Pieces of volcano news on this snowy Ohio Monday morning (and now that the Superbowl is done, only one week until the real sports begin again):
Japan: Eruptions reader and volcano documentarian extraordinaire mentions that Sakurajima had a rare, large explosion this morning, producing a 2 km / ~6,600 foot plume and, for the first time since 2009, from the Minami-dake crater at Sakurajima (many of the recent eruptions have come from the Showa crater). You can see some video of the explosion from the webcam feeds for Sakurajima here. If you're curious about everything that is happening in Japan volcanically, check out the Japanese Meteorological Agency update (although you'll need Google Translate if you don't read Japanese). Over at Kirishima, the dome within the crater has grown to 600 meters in diameter (Japanese PDF; see below), and judging from some of the webcam captures by Eruptions readers (top left), the danger of potential tephra falling within 4 km of the crater while the ash fall from these explosions will likely be a problem near Kirishima for some time. UPDATE: Science has some great new images of the dome in the crater as well ~ very pancake-like dome. You can get yet another nice view of the Kirishima ash plume as snapped by the MODIS imager of Terra (all thanks to the NASA Earth Observatory). Remember, there are plenty of webcams for both volcanoes.
The dome at the Shinmoe-dake crater at Kirishima seen on February 7, 2011.

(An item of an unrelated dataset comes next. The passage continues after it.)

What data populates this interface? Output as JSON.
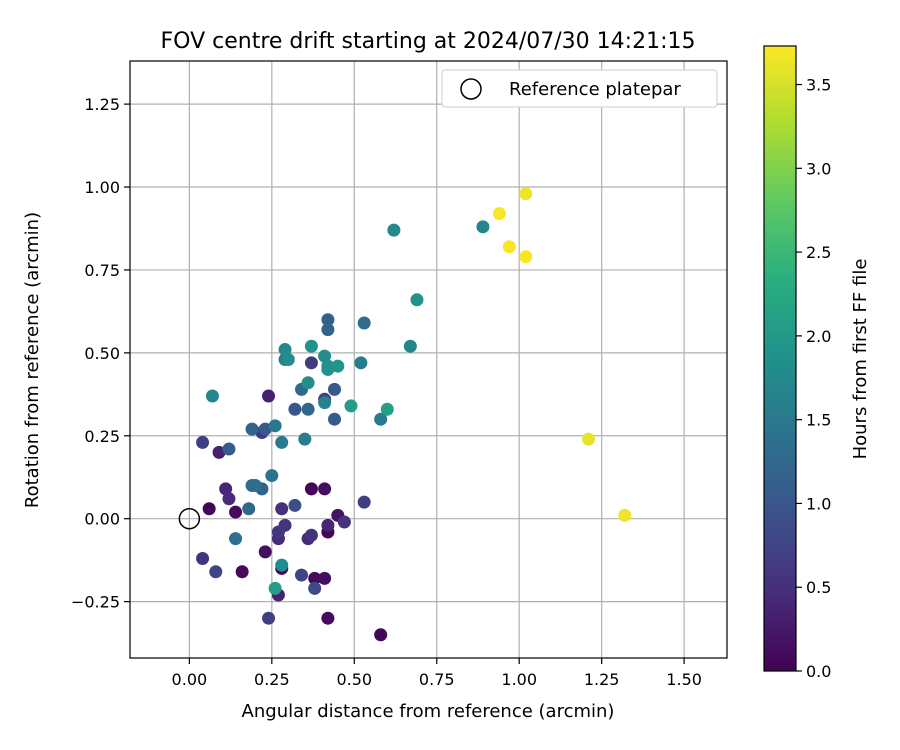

Climate and volcanoes: There is strong evidence of the direct effect that volcanism can have on climate. So, it should be no surprise that there are a couple of "interesting" articles I noticed this morning that are trying to connect the cold winter and bad storms with volcanic activity. The first links ash from the six active volcanoes in Kamchatka with causing the Arctic to become colder and the Arctic winds pushing southward. This southerly push of colder air means that agricultural belts are seeing colder weather and poorer crop yields, meaning (potentially) higher food prices later this year. The other article tries to link Eyjafjallajökull with the cold winter across the northern hemisphere ~ however, the attempt to link Iceland with this cold weather is flimsy at best.Without a more quantitative look at the amounts of ash and volcanic aerosols released by these volcanoe, both of these article offer little more than circumstantial evidence for the connection, so both of these article present is speculation at best.
Top left: A February 7, 2011 explosion at Kirishima captured via webcam by an Eruptions reader.